Yeah, if you get anything along the lines of "Invalid JSON", it really usually means that the JSON is invalid. And ah, I think I forgot the second argument on matcher.add: instead of matcher.add(label, *rules), it should be matcher.add(label, None, *rules).

Ok, thanks so much. I've got it working with a little tweak. There was a bug in get_stream_with_matches() in that it always assigned the same label to each span, i.e. whichever the last label was in

    for label, rules in patterns_by_label.items():
        matcher.add(label, None, *rules)

Fixed with the following:

def get_stream_with_matches(stream,patterns,nlp):
    patterns = srsly.read_jsonl('./seeds/multi_trust_seeds.jsonl')
    patterns_by_label = defaultdict(list)
    for pattern in patterns:
        patterns_by_label[pattern["label"]].append(pattern["pattern"])
    matcher = Matcher(nlp.vocab)
    for label, rules in patterns_by_label.items():
        matcher.add(label, None, *rules)
    data_tuples = ((eg["text"], eg) for eg in stream)
    span_to_label = {value[0]['lower']:label for label,subdict in patterns_by_label.items() for value in subdict}
    for doc, eg in nlp.pipe(data_tuples, as_tuples=True):
        spans = []   # matched spans
        matched_labels = set()  # all labels that were matched
        for match_id, start, end in matcher(doc):
            matched_label = span_to_label[doc[start:end].lemma_.lower()]
            span = Span(doc, start, end,label=matched_label)
            matched_labels.add(span.label_)
            spans.append({"start": span.start_char, "end": span.end_char, "label": span.label_})
        eg["spans"] = spans
        eg["accept"] = list(matched_labels)
        yield eg

I'm sure there's a more spacy-esque solution which I would be happy to hear if you have it. Calling .lower() on the span lemma is ugly, but with the tagger disabled maybe necessary. Let me know if you have any suggestions, and thanks:)

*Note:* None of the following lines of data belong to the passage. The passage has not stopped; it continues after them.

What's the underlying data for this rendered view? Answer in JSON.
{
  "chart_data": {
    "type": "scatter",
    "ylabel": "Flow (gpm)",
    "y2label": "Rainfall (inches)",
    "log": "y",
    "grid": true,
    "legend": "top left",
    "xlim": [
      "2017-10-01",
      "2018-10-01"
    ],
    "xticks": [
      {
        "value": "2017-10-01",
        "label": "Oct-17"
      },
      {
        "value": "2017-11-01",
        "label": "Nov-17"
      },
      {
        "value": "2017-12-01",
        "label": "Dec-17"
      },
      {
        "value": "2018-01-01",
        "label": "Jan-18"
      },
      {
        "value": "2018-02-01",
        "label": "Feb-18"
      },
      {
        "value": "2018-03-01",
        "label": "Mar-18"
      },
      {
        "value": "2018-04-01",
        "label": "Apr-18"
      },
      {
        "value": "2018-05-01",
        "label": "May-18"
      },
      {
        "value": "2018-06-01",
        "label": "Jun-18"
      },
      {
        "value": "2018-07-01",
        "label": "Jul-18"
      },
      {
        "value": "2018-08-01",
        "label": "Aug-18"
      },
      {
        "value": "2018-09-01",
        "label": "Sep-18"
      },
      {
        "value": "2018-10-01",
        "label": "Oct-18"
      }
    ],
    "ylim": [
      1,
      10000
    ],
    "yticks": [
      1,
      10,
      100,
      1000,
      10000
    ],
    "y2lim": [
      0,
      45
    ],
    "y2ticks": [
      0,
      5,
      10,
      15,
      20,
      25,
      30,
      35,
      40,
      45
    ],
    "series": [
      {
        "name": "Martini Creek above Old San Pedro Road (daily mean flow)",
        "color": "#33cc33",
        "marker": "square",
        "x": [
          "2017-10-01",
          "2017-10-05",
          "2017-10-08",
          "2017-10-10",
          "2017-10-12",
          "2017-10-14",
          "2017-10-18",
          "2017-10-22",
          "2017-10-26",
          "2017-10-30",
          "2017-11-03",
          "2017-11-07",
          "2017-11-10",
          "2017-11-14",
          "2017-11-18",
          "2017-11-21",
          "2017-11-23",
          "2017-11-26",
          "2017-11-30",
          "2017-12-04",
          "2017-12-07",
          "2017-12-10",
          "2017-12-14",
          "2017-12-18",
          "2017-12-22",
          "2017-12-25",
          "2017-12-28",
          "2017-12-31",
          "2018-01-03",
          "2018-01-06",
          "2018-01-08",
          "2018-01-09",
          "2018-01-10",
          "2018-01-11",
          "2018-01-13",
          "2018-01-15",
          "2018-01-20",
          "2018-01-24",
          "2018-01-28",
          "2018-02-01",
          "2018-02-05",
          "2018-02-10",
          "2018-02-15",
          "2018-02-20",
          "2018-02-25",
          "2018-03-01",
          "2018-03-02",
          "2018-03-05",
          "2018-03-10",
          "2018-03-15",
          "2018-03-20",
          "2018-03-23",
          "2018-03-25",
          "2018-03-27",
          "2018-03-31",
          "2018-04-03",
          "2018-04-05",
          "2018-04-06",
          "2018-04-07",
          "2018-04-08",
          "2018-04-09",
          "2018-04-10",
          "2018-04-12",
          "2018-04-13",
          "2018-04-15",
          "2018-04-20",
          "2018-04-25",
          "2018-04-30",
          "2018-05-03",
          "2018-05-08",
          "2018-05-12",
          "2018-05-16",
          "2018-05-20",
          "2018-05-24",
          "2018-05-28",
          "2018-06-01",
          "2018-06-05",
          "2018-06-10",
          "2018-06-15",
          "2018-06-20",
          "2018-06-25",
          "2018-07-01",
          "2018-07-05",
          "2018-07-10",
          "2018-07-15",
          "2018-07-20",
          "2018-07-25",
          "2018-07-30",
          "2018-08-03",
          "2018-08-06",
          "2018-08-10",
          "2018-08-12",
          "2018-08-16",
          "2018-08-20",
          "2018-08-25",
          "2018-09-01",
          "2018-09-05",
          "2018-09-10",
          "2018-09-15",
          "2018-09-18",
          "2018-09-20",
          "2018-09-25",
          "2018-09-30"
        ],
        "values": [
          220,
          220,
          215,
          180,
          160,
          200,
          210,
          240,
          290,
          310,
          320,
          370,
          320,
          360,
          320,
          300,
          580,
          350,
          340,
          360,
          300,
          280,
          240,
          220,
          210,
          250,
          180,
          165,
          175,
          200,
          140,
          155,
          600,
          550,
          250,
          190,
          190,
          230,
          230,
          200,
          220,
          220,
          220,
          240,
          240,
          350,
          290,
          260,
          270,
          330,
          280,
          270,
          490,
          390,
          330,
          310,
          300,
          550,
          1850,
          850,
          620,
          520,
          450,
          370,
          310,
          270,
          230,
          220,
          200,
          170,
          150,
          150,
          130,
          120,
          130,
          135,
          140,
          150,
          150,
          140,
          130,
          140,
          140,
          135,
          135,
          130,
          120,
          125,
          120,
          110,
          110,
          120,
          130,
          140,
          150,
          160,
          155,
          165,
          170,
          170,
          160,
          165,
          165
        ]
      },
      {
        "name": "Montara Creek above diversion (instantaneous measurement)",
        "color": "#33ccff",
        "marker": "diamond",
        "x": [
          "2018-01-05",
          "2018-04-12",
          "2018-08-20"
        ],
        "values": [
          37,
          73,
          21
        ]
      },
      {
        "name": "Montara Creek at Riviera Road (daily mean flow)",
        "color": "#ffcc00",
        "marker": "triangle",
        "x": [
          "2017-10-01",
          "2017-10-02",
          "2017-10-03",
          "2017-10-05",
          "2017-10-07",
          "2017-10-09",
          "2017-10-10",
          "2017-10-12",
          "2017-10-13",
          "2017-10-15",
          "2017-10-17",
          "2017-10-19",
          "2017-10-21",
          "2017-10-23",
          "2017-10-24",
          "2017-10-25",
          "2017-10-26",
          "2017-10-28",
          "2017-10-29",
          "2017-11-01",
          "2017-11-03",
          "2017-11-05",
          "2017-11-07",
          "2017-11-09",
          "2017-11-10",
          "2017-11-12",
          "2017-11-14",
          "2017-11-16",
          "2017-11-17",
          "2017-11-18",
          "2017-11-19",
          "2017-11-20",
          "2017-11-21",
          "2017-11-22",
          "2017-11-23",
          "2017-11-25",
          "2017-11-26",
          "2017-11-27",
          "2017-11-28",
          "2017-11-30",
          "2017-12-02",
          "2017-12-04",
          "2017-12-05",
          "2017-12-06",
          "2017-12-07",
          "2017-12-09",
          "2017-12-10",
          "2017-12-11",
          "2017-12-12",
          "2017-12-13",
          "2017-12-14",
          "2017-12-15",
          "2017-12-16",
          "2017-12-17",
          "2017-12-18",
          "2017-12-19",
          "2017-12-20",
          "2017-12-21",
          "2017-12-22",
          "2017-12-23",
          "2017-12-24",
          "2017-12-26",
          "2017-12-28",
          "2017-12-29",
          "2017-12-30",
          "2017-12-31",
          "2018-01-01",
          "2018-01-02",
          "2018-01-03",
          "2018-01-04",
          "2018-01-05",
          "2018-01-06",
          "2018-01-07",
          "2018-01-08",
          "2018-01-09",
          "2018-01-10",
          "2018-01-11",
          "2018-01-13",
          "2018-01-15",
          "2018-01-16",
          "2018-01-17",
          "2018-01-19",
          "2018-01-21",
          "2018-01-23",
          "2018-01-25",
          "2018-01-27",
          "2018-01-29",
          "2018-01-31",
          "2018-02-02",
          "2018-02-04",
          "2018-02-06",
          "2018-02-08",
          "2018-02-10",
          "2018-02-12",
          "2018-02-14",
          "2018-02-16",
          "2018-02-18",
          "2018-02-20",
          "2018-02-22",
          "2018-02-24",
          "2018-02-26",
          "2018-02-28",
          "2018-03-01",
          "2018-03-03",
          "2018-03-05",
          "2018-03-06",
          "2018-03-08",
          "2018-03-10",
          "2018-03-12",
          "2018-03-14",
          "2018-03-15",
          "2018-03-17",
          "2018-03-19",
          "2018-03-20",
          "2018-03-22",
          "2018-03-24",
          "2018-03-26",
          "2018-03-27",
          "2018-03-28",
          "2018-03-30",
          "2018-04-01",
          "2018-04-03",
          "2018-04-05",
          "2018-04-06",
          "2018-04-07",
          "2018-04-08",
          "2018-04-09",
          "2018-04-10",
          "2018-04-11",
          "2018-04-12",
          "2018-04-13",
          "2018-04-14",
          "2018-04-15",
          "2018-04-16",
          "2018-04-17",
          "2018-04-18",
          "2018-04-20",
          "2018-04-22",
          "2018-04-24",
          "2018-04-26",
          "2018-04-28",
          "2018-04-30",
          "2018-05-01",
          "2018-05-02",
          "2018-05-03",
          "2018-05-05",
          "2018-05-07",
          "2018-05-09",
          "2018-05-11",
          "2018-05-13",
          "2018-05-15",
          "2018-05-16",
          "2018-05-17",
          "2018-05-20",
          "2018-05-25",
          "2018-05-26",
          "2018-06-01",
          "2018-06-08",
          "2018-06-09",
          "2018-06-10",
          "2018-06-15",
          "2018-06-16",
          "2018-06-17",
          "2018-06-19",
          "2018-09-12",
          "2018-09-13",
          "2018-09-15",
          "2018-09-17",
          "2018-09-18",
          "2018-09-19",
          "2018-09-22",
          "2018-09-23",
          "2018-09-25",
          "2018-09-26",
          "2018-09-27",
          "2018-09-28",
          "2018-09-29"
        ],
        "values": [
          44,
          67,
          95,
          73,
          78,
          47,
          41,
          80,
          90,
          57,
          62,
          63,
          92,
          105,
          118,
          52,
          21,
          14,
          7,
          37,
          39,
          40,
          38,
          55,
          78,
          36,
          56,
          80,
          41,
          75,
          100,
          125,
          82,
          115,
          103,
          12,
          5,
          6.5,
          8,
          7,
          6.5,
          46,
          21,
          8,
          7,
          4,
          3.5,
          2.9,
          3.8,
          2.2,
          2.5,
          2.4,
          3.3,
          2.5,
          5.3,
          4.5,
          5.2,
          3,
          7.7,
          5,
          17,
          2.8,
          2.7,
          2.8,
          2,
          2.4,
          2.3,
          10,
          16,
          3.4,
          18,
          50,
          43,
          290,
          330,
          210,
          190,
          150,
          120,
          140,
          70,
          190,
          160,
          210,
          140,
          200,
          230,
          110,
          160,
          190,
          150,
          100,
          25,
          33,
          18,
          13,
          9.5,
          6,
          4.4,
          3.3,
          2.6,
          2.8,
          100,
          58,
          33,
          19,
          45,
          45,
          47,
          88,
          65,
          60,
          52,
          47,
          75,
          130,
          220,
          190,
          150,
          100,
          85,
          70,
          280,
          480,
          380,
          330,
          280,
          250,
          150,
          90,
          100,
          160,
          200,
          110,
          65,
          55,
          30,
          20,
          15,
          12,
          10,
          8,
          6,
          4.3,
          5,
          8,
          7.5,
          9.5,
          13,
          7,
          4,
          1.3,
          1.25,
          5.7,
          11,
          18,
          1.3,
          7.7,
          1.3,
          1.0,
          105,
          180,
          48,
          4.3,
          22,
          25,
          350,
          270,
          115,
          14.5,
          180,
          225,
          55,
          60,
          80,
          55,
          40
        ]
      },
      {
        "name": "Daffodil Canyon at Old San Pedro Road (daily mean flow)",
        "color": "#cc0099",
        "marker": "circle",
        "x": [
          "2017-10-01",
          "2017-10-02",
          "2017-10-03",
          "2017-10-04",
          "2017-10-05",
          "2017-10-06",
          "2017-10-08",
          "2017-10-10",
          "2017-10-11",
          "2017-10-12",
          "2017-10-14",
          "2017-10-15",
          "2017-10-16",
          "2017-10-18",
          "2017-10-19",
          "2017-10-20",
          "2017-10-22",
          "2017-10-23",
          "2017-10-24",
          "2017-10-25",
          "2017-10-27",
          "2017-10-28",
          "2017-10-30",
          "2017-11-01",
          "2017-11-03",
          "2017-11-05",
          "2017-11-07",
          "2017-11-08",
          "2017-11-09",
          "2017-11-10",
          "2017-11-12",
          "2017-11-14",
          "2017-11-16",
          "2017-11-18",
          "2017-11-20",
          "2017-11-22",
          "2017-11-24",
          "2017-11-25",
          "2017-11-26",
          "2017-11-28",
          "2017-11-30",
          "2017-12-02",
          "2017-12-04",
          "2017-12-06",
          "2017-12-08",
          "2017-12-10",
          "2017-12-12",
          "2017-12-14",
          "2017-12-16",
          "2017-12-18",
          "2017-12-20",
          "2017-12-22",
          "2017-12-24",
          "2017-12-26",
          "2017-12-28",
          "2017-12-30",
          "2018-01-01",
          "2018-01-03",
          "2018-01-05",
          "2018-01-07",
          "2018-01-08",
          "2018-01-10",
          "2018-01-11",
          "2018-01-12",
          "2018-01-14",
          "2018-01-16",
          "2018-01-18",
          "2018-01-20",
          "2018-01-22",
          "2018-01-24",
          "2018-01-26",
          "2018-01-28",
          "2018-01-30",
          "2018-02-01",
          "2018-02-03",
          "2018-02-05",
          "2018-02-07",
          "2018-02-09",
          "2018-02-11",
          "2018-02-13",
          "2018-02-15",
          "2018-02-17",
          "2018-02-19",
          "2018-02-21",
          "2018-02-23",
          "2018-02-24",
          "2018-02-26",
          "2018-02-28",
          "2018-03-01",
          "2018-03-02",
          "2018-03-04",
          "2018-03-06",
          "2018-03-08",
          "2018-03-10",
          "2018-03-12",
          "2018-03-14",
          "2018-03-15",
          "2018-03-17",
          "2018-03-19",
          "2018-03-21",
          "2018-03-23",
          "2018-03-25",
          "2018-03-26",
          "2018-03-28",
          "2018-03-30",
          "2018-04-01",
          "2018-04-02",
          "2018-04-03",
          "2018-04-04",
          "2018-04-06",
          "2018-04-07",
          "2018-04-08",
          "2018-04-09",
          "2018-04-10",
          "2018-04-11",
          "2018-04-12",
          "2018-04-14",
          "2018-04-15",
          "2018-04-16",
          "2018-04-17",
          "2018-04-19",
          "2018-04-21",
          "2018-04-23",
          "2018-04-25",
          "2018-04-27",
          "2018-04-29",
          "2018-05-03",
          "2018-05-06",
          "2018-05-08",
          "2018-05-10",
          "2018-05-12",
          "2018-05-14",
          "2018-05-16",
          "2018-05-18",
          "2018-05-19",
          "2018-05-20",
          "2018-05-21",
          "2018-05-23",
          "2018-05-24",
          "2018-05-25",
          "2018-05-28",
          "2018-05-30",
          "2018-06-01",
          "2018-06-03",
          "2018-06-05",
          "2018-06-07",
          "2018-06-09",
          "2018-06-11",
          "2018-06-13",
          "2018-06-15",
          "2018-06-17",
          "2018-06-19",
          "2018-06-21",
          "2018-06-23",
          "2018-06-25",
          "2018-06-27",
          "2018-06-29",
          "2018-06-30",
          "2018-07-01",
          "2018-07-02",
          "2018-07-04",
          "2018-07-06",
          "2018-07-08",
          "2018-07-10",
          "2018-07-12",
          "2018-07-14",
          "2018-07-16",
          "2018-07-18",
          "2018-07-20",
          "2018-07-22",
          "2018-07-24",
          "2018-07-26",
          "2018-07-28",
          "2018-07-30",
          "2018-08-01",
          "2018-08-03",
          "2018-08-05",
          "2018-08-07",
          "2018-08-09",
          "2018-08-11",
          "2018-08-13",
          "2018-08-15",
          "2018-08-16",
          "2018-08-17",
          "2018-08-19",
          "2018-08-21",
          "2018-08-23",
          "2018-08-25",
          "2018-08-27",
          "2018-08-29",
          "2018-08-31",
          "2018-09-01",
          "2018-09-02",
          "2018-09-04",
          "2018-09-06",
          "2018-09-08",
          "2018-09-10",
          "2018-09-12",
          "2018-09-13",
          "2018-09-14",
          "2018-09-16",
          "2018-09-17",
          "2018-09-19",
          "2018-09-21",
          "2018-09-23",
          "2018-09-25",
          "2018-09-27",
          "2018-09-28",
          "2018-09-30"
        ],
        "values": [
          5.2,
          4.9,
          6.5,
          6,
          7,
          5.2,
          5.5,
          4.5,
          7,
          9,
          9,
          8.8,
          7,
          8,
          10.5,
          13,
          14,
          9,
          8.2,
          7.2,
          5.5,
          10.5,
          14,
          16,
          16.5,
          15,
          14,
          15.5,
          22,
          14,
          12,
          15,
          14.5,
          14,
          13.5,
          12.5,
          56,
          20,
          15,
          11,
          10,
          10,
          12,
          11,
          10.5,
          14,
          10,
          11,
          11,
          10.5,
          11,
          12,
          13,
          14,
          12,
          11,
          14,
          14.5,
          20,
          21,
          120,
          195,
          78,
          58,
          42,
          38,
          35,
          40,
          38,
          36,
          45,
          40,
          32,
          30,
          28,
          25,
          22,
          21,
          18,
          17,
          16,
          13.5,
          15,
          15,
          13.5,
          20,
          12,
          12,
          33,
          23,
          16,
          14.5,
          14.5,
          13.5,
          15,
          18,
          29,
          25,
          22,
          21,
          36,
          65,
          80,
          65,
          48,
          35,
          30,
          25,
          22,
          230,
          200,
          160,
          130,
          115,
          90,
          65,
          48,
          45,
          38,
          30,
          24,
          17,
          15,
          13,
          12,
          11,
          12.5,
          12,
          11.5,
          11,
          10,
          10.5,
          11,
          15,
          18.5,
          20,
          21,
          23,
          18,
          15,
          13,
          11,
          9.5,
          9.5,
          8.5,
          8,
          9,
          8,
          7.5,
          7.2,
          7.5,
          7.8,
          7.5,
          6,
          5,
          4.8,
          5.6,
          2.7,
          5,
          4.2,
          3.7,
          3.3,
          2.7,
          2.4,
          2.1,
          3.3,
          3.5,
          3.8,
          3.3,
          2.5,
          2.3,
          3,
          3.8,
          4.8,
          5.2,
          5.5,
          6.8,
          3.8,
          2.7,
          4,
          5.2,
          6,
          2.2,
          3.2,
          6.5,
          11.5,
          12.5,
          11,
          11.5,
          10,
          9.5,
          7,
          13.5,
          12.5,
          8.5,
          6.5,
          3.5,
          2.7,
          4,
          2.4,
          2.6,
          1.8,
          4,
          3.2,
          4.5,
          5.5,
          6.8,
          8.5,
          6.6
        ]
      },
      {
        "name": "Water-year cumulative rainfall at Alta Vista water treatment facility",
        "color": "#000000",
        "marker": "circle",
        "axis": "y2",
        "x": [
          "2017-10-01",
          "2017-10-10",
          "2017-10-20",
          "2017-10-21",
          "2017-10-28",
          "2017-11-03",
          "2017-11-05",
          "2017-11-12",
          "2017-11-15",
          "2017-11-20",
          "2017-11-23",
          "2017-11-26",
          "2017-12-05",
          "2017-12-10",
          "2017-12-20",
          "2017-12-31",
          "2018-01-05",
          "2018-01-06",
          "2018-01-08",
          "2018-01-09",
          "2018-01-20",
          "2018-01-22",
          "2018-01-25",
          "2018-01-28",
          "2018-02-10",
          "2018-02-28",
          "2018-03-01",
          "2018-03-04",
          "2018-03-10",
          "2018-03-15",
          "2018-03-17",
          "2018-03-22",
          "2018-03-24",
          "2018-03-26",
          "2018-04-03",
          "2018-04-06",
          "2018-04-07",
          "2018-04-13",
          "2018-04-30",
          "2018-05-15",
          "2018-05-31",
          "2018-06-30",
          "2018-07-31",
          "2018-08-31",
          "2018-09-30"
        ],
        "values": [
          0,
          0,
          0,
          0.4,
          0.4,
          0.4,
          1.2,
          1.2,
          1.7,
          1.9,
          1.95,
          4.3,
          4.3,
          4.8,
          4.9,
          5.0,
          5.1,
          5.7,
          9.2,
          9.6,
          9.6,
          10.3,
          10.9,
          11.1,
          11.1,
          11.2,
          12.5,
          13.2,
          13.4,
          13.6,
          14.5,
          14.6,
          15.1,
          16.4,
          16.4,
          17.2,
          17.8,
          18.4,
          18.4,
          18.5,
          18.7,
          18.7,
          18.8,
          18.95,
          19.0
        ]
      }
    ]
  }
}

Glad you got it working! And I think there might be a simpler solution – the match_id (name of the matched pattern) is already the label, so the part where it creates the Span object should look like this (with label=match_id):

for match_id, start, end in matcher(doc):
    span = Span(doc, start, end, label=match_id)

I figured there was:) Thanks.